The Empowering Artistic Practice of Marguerite Elliot

There is much to uncover in the diverse and precise artistic practice of artist Marguerite Elliot. Her career spans decades of women’s art herstory along the faultlines of second-wave feminism on the West Coast. Elliot’s career incorporates a vibrant interdisciplinary practice as an artist, welder, author, curator and video producer. Previously based in LA, Elliot now lives and works in Marin County in the northern San Francisco Bay Area. She was a pivotal founding member of the renowned LA-based Woman’s Building, the premier center for Feminist art, that operated for 18 years beginning in 1973. Recently, the world-renowned Getty Research Institute was awarded funding to preserve archives related to the Building, and on April 22nd Elliot will be honored alongside other women pioneers at the Getty Museum in Los Angeles. In addition to her work teaching art at the LA Woman’s Building, she also taught at the Otis College of Art and Design.

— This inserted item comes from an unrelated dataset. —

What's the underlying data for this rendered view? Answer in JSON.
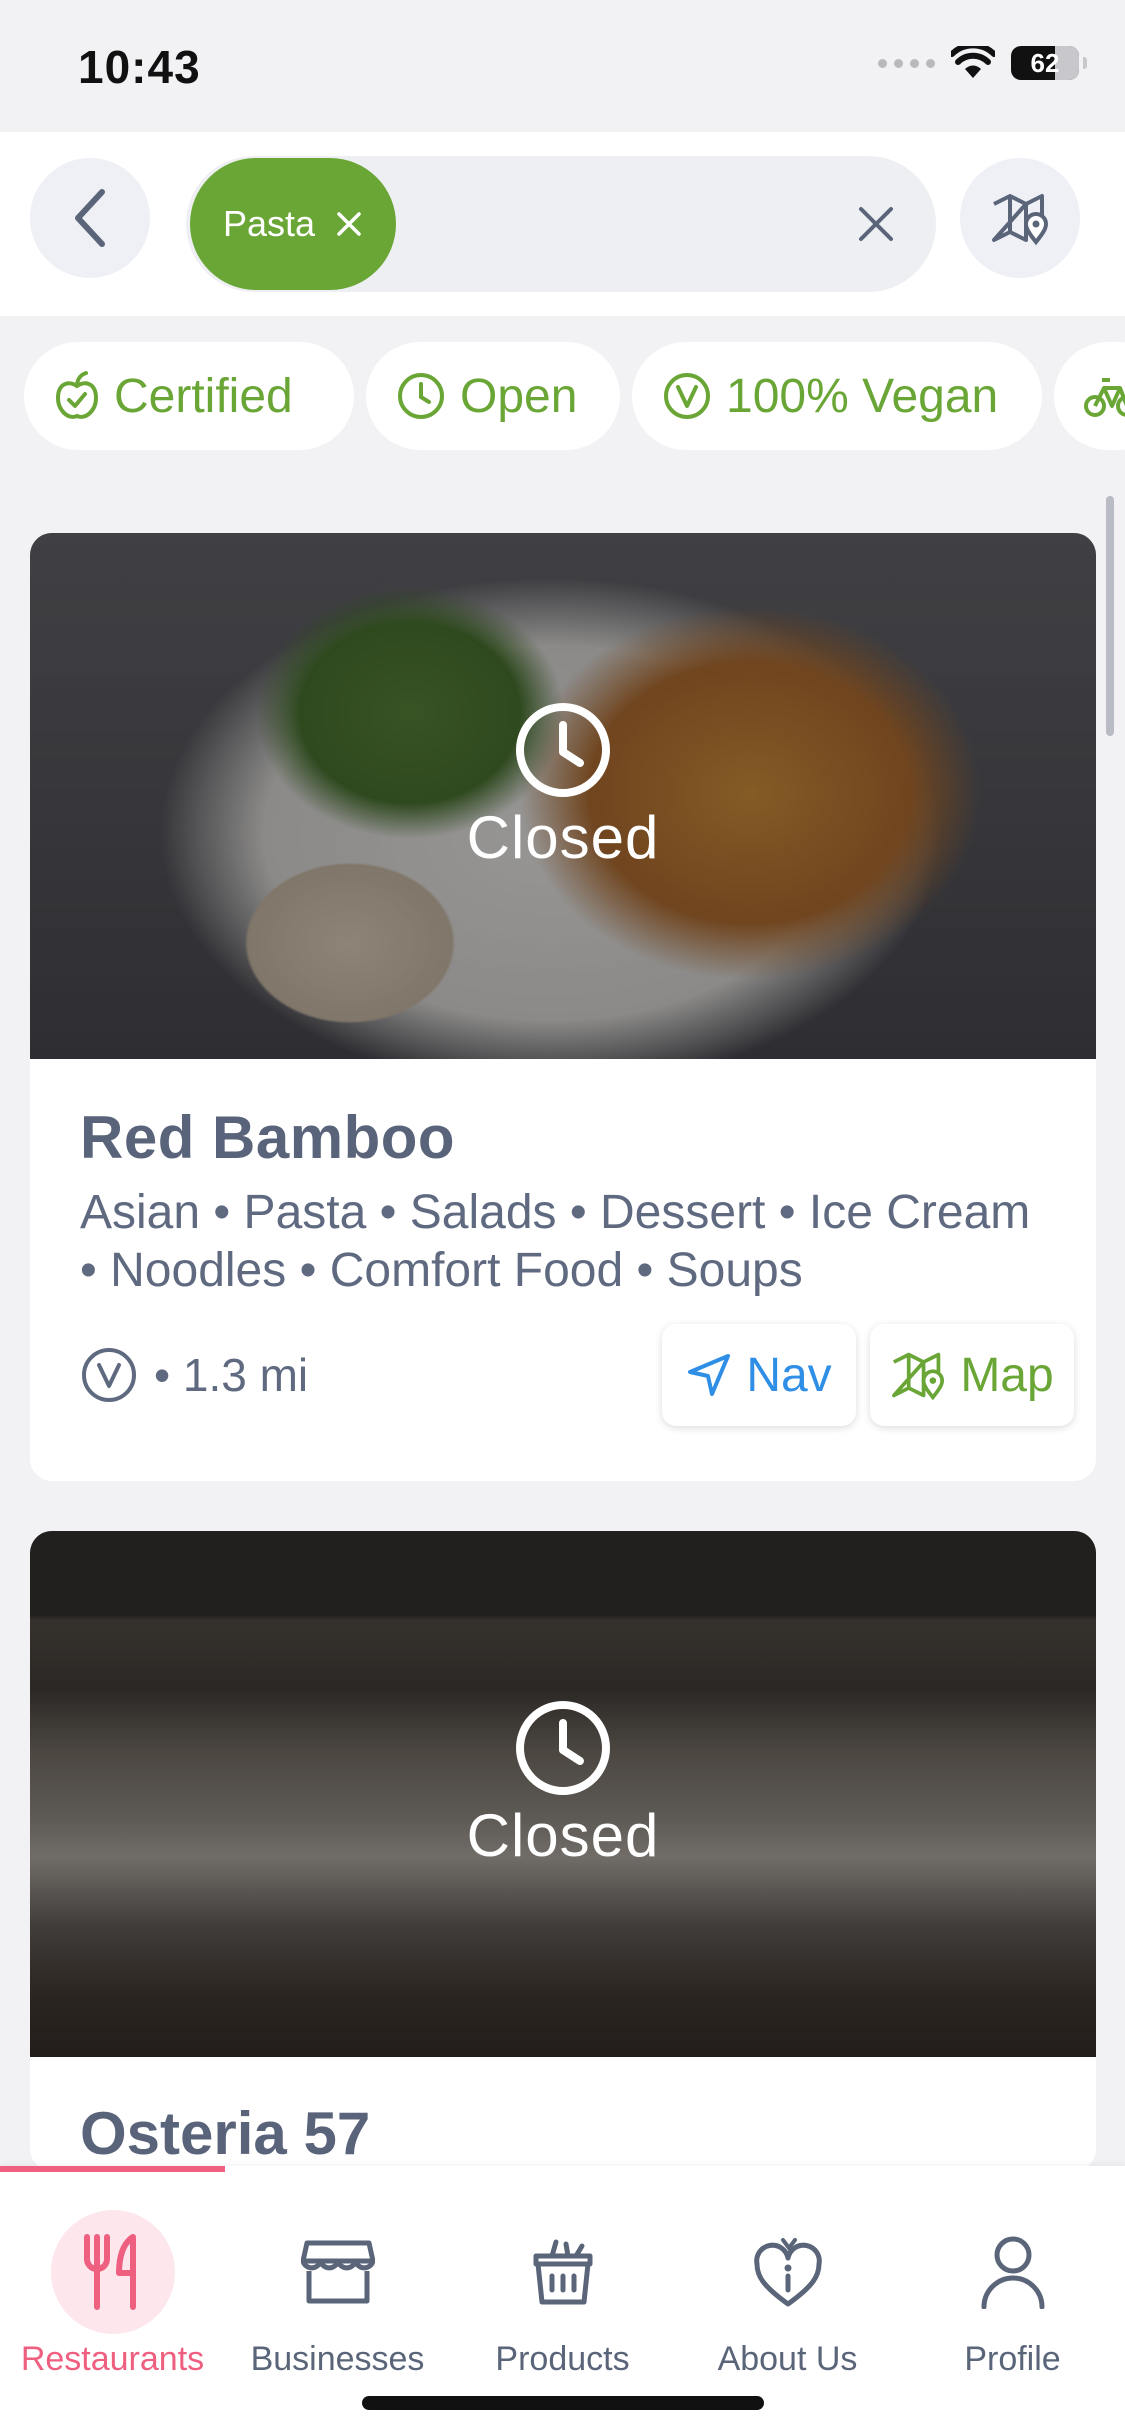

Her work has been included in exhibitions across the United States, including in a prestigious exhibition, Committed to Print, that dealt with about social issues – including feminism – at the renowned Museum of Modern Art in New York, NY.

 

“Saved for Eternity” Marguerite Elliot. Mixed media.

 

Elliot has been and continues to be a formidable artist spearheading developments in West Coast feminism while also serving as an incredible force for social critique and pioneering postmodern artworks created from metalworking and steel. Her vibrant presence as a Founding Member of the LA Woman’s Building informed the community’s incredible impact, exerting a presence that could be felt over the life and cultural scene in the greater Los Angeles area. A welder and sculptor, Elliot regularly creates large-scale artworks that require a precise and exacting skill set and complete mastery of metalworking methods. Working in steel from an early period of her practice, Elliot was a trailblazer not only for a cohort of women sculptors but she has also purposed her artwork into a means of addressing hot-button topics such as nuclear proliferation, environmental preservation and homelessness.

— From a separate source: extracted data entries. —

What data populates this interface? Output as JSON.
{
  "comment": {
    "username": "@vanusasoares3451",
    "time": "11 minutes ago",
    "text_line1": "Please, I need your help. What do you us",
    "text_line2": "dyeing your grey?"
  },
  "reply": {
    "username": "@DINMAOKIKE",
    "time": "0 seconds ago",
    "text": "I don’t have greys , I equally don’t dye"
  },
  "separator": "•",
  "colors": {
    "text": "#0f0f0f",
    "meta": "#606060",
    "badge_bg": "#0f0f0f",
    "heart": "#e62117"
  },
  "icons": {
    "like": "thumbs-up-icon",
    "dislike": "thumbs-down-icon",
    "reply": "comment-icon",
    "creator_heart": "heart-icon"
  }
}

“Rift” Marguerite Elliot. Mixed media.
“Saraswati” Marguerite Elliot. Mixed media.

In addition to sustaining a demanding art studio practice, Elliot has steered feminist art history and theory with her incredibly thorough the comprehensive publication, “The Woman’s Building and Feminist Art Education, 1973-1991: A Pictorial Herstory.” Edited by Elliot and Maria Karras and published by the Otis College of Art & Design, provides an in-depth look into the remarkable influence the LA Woman’s Building sustained as a force for change as a part of the greater second-wave feminism movment. Outlining how the Woman’s Building steered the career trajectories of artists and changemakers such as Judy Chicago, Miriam Schapiro and many, many more, this tome holds a pivotal place in defining women’s impact in the Modern Art canon. Elliot’s position as a guest of honor at the Getty to honor her legacy as part of this group of powerful and unrelenting women on April 22nd is well-deserved and long overdue.

Elliot’s work is decisive and, frequently, physically demanding. With a carefully developed skill set that encompasses the punishing and technically precise requirements that welding requires, Elliot not only operates within a formally precise artistic lexicon, she applies her artistic acumen toward realizing socio-political change and working toward a common good.

 

“Where Did I Come From” Marguerite Elliot. Cast Bronze Rocks on Shelves.

 

Currently practicing across small and large-scale welded and mixed media sculpture, she exhibits a keenly psychological and insightful approach to her artworks. Elliot’s artwork titles, such as “Where Did I Come From” and “Saved for Eternity” also assume an autobiographical, yet ambiguous, approach. Continuing to pursue abstraction, Elliot continually digs deeper into her iconography to produce precisely rendered forms that resonate with viewers in an introspective and, often, personal significance. Viewers of Elliot’s work can ponder the meaning of eternity and the now within her practice: space and time seem to collapse under the significance of her keen and philosophical vision.

Elliot’s works have been shown in countless solo and group exhibits in Los Angeles, San Francisco, and New York City, and they are held in numerous public and private collections including New York’s MoMA. Elliot’s exhibitions have been reviewed in major art publications including the Los Angeles Times, the NY-based Village Voice, Art Week, and the Washington Post. She is a recipient of a grant from the National Endowment for the Arts.

Elliot’s curatorial experience includes private, non-profit, and municipal galleries In Los Angeles and San Francisco and she is currently head of Elliot Art Productions, a company that works with artists to market their art and specializes in creative, promotional videos for artists. Upcoming exhibits include at North Bay Investment Partners in Berkeley, and the Sanchez Art Center in Pacifica, CA, and her studio in Fairfax welcomes visitors by appointment.

“Don’t Touch Me” Marguerite Elliot. Mixed media.